Por otra parte, los impúdicos negociantes se liberaron hace tiempo de cualquier restricción ética basada en su compromiso con la sociedad. Es el fruto del embate neoliberal que ha debilitado la idea de que la supremacía de lo público tiene valores intrínsecos y no es sólo una carga que asumir hasta que pueda evitarse. Hasta la socialdemocracia se ha privado de hacer pedagogía y, cuando ha hecho falta, ha levantado con alegría la bandera de la bajada de impuestos o la apelación al enriquecimiento privado. Se ha ido convirtiendo en ideología preponderante la que quiere que los ricos –o los capaces de beneficiarse de su cercanía con lo público- son los más listos, los más trabajadores, los más ahorradores… Y, en muchos casos, no ha estado mal visto que defrauden, rapiñen o corrompan a políticos. Moralmente nos debilitamos por lustros porque nos bastaba con las migajas de la trama: ¿esperaremos ahora que esos beneficiarios sientan vergüenza por hacer lo que se esperaba de ellos? Es difícil cuando se admitió que el fraude o la corrupción eran funcionales al sistema o que la política era un oficio al que algunos iban a forrarse.
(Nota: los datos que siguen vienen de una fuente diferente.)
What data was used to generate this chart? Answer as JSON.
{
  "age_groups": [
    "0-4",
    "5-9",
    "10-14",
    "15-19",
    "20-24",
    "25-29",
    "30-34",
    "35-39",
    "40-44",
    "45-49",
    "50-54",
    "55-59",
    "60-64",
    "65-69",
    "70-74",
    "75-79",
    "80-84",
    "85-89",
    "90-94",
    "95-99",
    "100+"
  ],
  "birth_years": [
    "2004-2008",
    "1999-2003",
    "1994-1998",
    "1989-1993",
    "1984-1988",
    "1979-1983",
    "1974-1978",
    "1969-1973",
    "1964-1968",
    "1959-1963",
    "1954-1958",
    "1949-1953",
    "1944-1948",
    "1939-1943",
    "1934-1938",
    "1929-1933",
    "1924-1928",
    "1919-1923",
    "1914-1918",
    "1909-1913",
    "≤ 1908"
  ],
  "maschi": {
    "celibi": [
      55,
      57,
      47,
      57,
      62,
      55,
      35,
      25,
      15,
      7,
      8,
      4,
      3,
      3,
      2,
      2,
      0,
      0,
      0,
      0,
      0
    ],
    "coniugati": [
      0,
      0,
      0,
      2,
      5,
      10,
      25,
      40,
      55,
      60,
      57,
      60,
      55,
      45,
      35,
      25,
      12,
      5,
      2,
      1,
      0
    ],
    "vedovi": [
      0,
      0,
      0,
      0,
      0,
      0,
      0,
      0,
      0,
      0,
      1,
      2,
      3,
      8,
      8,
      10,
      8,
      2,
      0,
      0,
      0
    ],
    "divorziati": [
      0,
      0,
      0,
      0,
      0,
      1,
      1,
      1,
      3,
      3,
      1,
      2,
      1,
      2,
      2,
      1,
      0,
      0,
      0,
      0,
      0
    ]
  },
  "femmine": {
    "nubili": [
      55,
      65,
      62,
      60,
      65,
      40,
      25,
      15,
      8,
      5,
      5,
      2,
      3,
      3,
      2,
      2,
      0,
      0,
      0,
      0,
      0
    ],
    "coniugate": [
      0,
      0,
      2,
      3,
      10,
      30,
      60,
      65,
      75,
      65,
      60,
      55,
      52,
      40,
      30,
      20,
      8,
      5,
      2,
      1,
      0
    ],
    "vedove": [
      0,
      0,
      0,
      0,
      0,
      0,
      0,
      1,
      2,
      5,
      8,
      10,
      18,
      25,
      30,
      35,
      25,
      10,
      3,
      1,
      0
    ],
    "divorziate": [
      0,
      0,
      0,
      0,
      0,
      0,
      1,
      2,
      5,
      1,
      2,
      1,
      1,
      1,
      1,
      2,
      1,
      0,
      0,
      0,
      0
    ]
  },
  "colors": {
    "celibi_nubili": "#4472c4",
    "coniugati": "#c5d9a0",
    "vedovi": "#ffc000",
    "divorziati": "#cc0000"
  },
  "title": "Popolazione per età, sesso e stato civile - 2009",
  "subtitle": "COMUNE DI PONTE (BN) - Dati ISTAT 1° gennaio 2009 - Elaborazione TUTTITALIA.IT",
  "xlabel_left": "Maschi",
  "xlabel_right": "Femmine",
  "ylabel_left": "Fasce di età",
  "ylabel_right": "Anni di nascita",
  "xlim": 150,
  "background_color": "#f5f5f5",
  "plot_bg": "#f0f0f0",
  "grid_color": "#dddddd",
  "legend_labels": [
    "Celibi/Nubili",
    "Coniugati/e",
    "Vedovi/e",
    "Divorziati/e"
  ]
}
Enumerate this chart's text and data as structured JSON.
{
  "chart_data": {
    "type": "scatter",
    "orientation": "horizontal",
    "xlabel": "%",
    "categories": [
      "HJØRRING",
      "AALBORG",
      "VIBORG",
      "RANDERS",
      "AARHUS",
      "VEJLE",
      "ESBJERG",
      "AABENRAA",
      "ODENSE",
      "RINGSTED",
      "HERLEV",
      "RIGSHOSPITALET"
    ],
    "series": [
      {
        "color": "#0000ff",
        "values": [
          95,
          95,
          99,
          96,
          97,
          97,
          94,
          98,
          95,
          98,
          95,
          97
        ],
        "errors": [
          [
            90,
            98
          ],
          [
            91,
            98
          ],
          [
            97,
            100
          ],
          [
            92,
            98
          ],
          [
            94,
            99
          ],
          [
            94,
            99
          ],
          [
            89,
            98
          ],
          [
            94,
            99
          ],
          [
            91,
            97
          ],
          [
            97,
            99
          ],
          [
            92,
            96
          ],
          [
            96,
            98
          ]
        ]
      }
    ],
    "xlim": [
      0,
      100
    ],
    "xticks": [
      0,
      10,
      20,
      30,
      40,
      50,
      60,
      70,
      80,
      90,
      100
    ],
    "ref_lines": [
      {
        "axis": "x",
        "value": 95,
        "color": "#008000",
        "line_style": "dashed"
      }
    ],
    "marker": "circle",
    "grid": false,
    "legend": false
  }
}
Por lo tanto la vergüenza no es autónoma de otras estructuras culturales que, a su vez, se desarrollan en marcos económicos y políticos concretos. Quizá a ello también contribuya la hiperlegislación en determinadas materias y la tendencial discriminación entre pobres y ricos en el acceso a la justicia –como magistralmente ha explicado Faustino de Urquía esta semana-. ¿Cómo sentir vergüenza si basta con invocar la legalidad de algunos actos y la presunción de inocencia para liberarse de la conciencia? Me permitiré una parábola. Imaginemos que uno de estos sinvergüenzas se queda encerrado con un niño en un ascensor. El preboste viene de comprar una barra de pan y una botella de agua. El encierro se prolonga por días y, al abrirse las puertas, el niño está muerto. El adulto explica que él se comió el pan y bebió el agua, que eran el fruto de su ahorro y su esfuerzo. El fiscal le acusaría de omisión del deber de socorro, pero un hábil abogado invocaría la eximente de estado de necesidad y amenazaría a los que llamaran inmoral a su cliente, pues goza de presunción de inocencia ya que no se había establecido cuánto debió haber comido y bebido el niño para no morir, por lo que no había ninguna razón para que sintiera vergüenza… al fin y al cabo su cliente también lo pasó mal en el encierro y los padres del niño no debieron haber consentido que subiera sólo… ellos sí deberían avergonzarse. ¿Es esto excesivamente dramático? Quizá. Pero aquí seguirán imperando los sinvergüenzas hasta que la mayoría no les recordemos que por sus comportamientos ya hay niños que pasan hambre. ¿Sentimental argumento? Sí: pero es que lo que nos debe distinguir de los sinvergüenzas es la libertad y el orgullo de tener sentimientos. Incluida la vergüenza ajena.

(El 15 de octubre los indignados volverán a la calle, con sus razones y sus sentimientos. Es una voz de esperanza. Ojalá que sus ecos lleguen a los despachos de la desfachatez).